The kid may develop PTSD in the process, and be in constant pain, but s/he might be able to pull it off if punished hard enough. ie If a kid gets yelled at enough to "look at me!", the pain of doing it for a second might seem worth it if it makes the yelling stop.

i think kids with ASDs are more prone to suffer from PTSD stuff anyway. just because of the trauma involved with simple existence. not that i agree that they should suffer from treatment, but it is easy to traumatize kids with ASDs.

Yes!

I was diagnosed as an adult. It went something like this:

*We got an AS dx for our daughter. I read everything I could. I recognized myself and my husband in what I was reading. The curiosity became enough that we sought a formal dx.

*Found a psychologist who said he did dx for adults on the spectrum. I explained why I thought we both (dh and I) were aspies, too. He said we were too high functioning. This is where inside I was screaming BUT I'VE HAD TO ACCOMMODATE TO GET ALONG IN THE WORLD! So I made a point of not looking at him. Sometimes I just CANNOT look people in the eye. Sometimes I can. I made sure I did not. I pointed out that as a child I always looked people in the mouth when they spoke. I thought I was maybe hearing impaired and needed to read lips. And while I do find it easier to know what people are saying by watching thier mouths, I think partly it was a way to not look people in the eyes but still be looking in the general direction of the face.
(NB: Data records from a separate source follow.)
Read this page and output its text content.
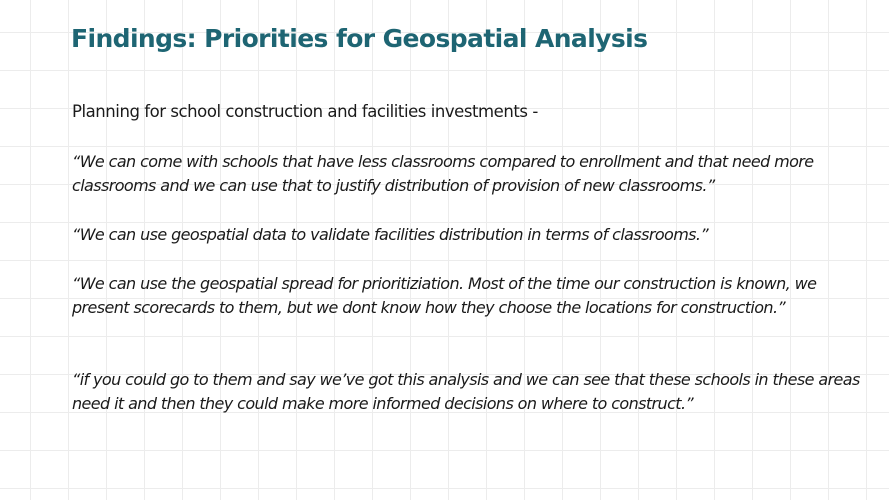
Findings: Priorities for Geospatial Analysis

Planning for school construction and facilities investments -

“We can come with schools that have less classrooms compared to enrollment and that need more classrooms and we can use that to justify distribution of provision of new classrooms.”

“We can use geospatial data to validate facilities distribution in terms of classrooms.”

“We can use the geospatial spread for prioritiziation. Most of the time our construction is known, we present scorecards to them, but we dont know how they choose the locations for construction.”

“if you could go to them and say we’ve got this analysis and we can see that these schools in these areas need it and then they could make more informed decisions on where to construct.”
*In the end both my husband and I were found to have Aspergers.

Here's where it gets interesting: this past week my family was in Hamilton, Ontario to meet with the folks from the Genetics in Autism Studies at McMaster University. I got a meeting with Dr. Marc Woodbury-Smith (who is a really lovely man, btw) and at the end of our meeting he'd changed my dx from AS to PDD-NOS. He also mentioned BAP - Broad Autistic Phenotype, which I'd not heard before and assume is maybe a UK term.

I'd already done some research on him since I knew I would be seeing him. He's authored a number of things, including stuff with Simon Baron-Cohen. (He and Tony Attwood are who comes to mind right away when I think of top docs on AS) My feeling is that he, Dr. Woodbury-Smith, is far more capable of giving an adult a dx, given adults with Aspergers are his specialty.

So while the local psychologist who said he can diagnose adults was fine, it took a true specialist in ASD and *adults* to fine tune the dx. (The psychologist we used originally was a child psychologist who said he was competent with adults.)

That's my story. FOR SURE you need someone who understands that if you've made it to adulthood chances are you've learned to adapt to some extent.